NEW ORLEANS, La. (WVUE) - Walking down Bourbon Street, Melissa Figueroa blends in as another New Orleans tourist, except she traveled from her home in Orlando to escape hurricane Dorian.
“We don’t know what’s going to happen, and just to be sure and spend our time here,” Figueroa said.
She said there was no way she was going to chance staying at home, especially because she said she’s seen all too well the devastation a major hurricane can leave behind.
“We are really from Puerto Rico, so we moved there after Maria. And now we have Dorian, so that’s why we’re here now,” Figueroa said.
Teams of New Orleans firefighters and EMS personnel are already en route to hurricane ravaged areas. Specializing in search and rescue, those teams are expected to be completely self-sufficient, according to the Collin Arnold, director of Homeland Security.
“I’d say they’re about the best in the country at that kind of work, but you’ll see response from all over the country moving into that area,” Arnold said.
He said 15 firefighters and four EMS personnel with all their gear are headed to the Jacksonville area in Florida, as part of a country-wide agreement to assist with major disasters.
“We’ve seen the same thing when we’re touched by hurricanes, other states helping us, so this is our way to do everything we can to help our neighbors,” Arnold said.
Arnold said work they’ll be doing may be dangerous, but as first responders from New Orleans, their assistance will be invaluable.
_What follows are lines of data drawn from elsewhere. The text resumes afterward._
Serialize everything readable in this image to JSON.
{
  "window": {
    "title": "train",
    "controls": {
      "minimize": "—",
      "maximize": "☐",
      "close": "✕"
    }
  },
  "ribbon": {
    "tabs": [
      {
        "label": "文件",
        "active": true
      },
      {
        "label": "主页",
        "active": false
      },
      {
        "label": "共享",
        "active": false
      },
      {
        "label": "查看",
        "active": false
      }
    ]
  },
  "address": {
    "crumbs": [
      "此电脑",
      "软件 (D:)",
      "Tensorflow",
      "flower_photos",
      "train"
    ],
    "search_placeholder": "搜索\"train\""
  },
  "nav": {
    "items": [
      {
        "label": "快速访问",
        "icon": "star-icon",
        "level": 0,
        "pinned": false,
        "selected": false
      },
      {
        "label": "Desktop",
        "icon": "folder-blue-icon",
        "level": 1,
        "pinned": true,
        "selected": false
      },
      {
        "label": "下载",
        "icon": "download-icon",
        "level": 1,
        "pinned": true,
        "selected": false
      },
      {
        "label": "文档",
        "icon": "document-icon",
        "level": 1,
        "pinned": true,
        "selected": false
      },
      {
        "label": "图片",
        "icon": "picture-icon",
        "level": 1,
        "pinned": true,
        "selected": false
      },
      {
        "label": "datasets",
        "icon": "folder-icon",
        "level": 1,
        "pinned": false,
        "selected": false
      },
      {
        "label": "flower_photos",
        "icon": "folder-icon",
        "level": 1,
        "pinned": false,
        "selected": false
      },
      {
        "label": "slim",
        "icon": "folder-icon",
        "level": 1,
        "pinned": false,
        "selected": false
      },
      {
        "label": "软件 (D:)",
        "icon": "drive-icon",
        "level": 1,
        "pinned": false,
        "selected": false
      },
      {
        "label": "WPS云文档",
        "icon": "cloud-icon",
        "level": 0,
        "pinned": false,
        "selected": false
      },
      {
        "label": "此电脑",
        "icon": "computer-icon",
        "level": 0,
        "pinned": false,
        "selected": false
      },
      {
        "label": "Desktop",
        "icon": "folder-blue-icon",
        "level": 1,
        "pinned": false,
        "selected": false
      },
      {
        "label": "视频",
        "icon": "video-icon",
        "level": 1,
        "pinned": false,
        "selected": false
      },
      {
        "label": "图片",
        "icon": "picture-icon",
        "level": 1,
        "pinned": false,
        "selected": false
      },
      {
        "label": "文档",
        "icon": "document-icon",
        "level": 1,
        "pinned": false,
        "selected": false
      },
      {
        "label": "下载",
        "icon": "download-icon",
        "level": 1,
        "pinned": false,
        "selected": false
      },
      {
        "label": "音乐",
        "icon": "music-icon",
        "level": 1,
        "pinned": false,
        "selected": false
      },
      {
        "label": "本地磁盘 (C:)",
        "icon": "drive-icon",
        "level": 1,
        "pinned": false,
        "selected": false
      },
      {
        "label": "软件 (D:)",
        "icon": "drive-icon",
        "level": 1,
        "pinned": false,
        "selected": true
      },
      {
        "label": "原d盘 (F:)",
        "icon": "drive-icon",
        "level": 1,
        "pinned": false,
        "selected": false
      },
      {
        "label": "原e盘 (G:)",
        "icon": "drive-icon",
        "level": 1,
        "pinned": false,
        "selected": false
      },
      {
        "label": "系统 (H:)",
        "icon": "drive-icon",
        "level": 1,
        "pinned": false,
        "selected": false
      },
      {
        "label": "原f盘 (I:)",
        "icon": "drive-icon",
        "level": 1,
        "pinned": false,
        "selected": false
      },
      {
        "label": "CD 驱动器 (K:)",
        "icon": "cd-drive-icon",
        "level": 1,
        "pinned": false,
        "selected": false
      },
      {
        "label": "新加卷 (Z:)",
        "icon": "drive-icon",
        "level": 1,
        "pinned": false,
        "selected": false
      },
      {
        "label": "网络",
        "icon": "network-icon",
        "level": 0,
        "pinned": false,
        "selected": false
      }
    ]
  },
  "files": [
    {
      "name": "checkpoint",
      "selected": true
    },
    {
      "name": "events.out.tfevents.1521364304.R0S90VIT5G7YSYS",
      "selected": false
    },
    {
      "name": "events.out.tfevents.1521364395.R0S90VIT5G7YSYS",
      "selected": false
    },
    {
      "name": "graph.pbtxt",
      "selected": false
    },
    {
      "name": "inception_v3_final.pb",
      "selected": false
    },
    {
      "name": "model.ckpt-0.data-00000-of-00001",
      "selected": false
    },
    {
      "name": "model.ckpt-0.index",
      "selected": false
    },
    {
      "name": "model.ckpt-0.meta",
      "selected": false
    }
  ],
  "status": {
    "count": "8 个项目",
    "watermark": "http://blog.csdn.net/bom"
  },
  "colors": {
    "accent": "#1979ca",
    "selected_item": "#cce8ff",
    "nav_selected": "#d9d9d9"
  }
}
He said these are similar teams that responded to hurricanes Harvey, Irma, Maria and countless others.
“These are battle tested search and rescue professionals and we want them to stay safe and accomplish what they need to do in Florida and the southeast,” Arnold said.
Figueroa said so far, all is well with her family and neighbors who chose to stay behind and brave the storm.
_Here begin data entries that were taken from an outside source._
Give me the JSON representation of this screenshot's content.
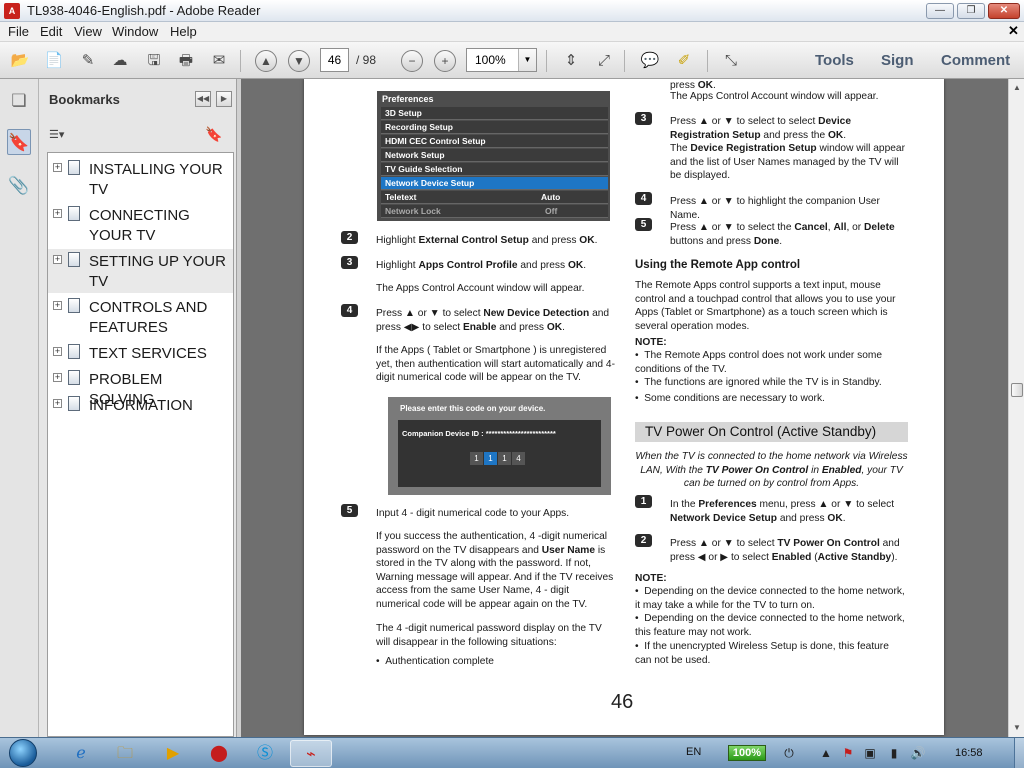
{
  "window": {
    "title": "TL938-4046-English.pdf - Adobe Reader",
    "app_icon": "pdf-icon",
    "min_glyph": "—",
    "max_glyph": "❐",
    "close_glyph": "✕"
  },
  "menubar": {
    "items": [
      "File",
      "Edit",
      "View",
      "Window",
      "Help"
    ],
    "close_doc": "✕"
  },
  "toolbar": {
    "page_current": "46",
    "page_total": "/ 98",
    "zoom": "100%",
    "tools": "Tools",
    "sign": "Sign",
    "comment": "Comment"
  },
  "bookmarks": {
    "header": "Bookmarks",
    "items": [
      {
        "label": "INSTALLING YOUR TV"
      },
      {
        "label": "CONNECTING YOUR TV"
      },
      {
        "label": "SETTING UP YOUR TV"
      },
      {
        "label": "CONTROLS AND FEATURES"
      },
      {
        "label": "TEXT SERVICES"
      },
      {
        "label": "PROBLEM SOLVING"
      },
      {
        "label": "INFORMATION"
      }
    ],
    "selected_index": 2
  },
  "page": {
    "number": "46",
    "menu_box": {
      "title": "Preferences",
      "items": [
        "3D Setup",
        "Recording Setup",
        "HDMI CEC Control Setup",
        "Network Setup",
        "TV Guide Selection",
        "Network Device Setup"
      ],
      "highlighted": "Network Device Setup",
      "teletext_label": "Teletext",
      "teletext_value": "Auto",
      "network_lock_label": "Network Lock",
      "network_lock_value": "Off"
    },
    "left": {
      "step2": "2",
      "step2_text_a": "Highlight ",
      "step2_bold": "External Control Setup",
      "step2_text_b": " and press ",
      "step2_ok": "OK",
      "step2_end": ".",
      "step3": "3",
      "step3_text_a": "Highlight ",
      "step3_bold": "Apps Control Profile",
      "step3_text_b": " and press ",
      "step3_ok": "OK",
      "step3_end": ".",
      "step3_sub": "The Apps Control Account window will appear.",
      "step4": "4",
      "step4_a": "Press ▲ or ▼ to select ",
      "step4_bold1": "New Device Detection",
      "step4_b": " and press ◀▶ to select ",
      "step4_bold2": "Enable",
      "step4_c": "  and press ",
      "step4_ok": "OK",
      "step4_end": ".",
      "step4_sub": "If the Apps ( Tablet or Smartphone ) is unregistered yet, then authentication will start automatically and 4-digit numerical code will be appear on the TV.",
      "code_title": "Please enter this code on your device.",
      "code_label": "Companion Device ID : ************************",
      "code_digits": [
        "1",
        "1",
        "1",
        "4"
      ],
      "code_active_index": 1,
      "step5": "5",
      "step5_text": "Input 4 - digit numerical code to your Apps.",
      "para1_a": "If you success the authentication, 4 -digit numerical password on the TV disappears and ",
      "para1_bold": "User Name",
      "para1_b": " is stored in the TV along with the password. If not, Warning message will appear. And if the TV receives access from the same User Name, 4 - digit numerical code will be appear again on the TV.",
      "para2": "The 4 -digit numerical password display on the TV will disappear in the following situations:",
      "bullet1": "Authentication complete"
    },
    "right": {
      "top_a": "press ",
      "top_ok": "OK",
      "top_end": ".",
      "top_sub": "The Apps Control Account window will appear.",
      "step3": "3",
      "step3_a": "Press ▲ or ▼ to select to select ",
      "step3_bold": "Device Registration Setup",
      "step3_b": " and press the ",
      "step3_ok": "OK",
      "step3_end": ".",
      "step3_sub_a": "The ",
      "step3_sub_bold": "Device Registration Setup",
      "step3_sub_b": " window will appear and the list of User Names managed by the TV will be displayed.",
      "step4": "4",
      "step4_text": "Press ▲ or ▼ to highlight the companion User Name.",
      "step5": "5",
      "step5_a": "Press ▲ or ▼ to select the ",
      "step5_b1": "Cancel",
      "step5_c1": ", ",
      "step5_b2": "All",
      "step5_c2": ", or ",
      "step5_b3": "Delete",
      "step5_d": " buttons and press ",
      "step5_b4": "Done",
      "step5_end": ".",
      "remote_head": "Using the Remote App control",
      "remote_para": "The Remote Apps control supports a text input, mouse control and a touchpad control that allows you to use your Apps (Tablet or Smartphone) as a touch screen which is several operation modes.",
      "note1": "NOTE:",
      "note1_items": [
        "The Remote Apps control does not work under some conditions of the TV.",
        "The functions are ignored while the TV is in Standby.",
        "Some conditions are necessary to work."
      ],
      "standby_head": "TV Power On Control (Active Standby)",
      "standby_italic_a": "When the TV is connected to the home network via Wireless LAN, With the ",
      "standby_italic_b1": "TV Power On Control",
      "standby_italic_c": " in ",
      "standby_italic_b2": "Enabled",
      "standby_italic_d": ", your TV can be turned on by control from Apps.",
      "sb_step1": "1",
      "sb_step1_a": "In the ",
      "sb_step1_bold1": "Preferences",
      "sb_step1_b": " menu, press ▲ or ▼ to select ",
      "sb_step1_bold2": "Network Device Setup",
      "sb_step1_c": " and press ",
      "sb_step1_ok": "OK",
      "sb_step1_end": ".",
      "sb_step2": "2",
      "sb_step2_a": "Press ▲ or ▼ to select ",
      "sb_step2_bold1": "TV Power On Control",
      "sb_step2_b": " and press ◀ or ▶ to select ",
      "sb_step2_bold2": "Enabled",
      "sb_step2_c": " (",
      "sb_step2_bold3": "Active Standby",
      "sb_step2_end": ").",
      "note2": "NOTE:",
      "note2_items": [
        "Depending on the device connected to the home network, it may take a while for the TV to turn on.",
        "Depending on the device connected to the home network, this feature may not work.",
        "If the unencrypted Wireless Setup is done, this feature can not be used."
      ]
    }
  },
  "taskbar": {
    "lang": "EN",
    "battery": "100%",
    "clock": "16:58"
  },
  "colors": {
    "accent": "#1e76c5",
    "pdf_red": "#c8221d"
  }
}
“They don’t know if it’ll impact directly on Orlando, but we won’t have word til Wednesday, so just to be sure we are here,” she said.
Despite trying to enjoy all the city has to offer, she said she can’t help but worry about what’s happening back home.
“We’re scared of that, so that’s why we are here, to be sure," Figueroa said.
Arnold said the crews are on their way to Jacksonville, but could be re-routed at anytime depending on the storm’s impact.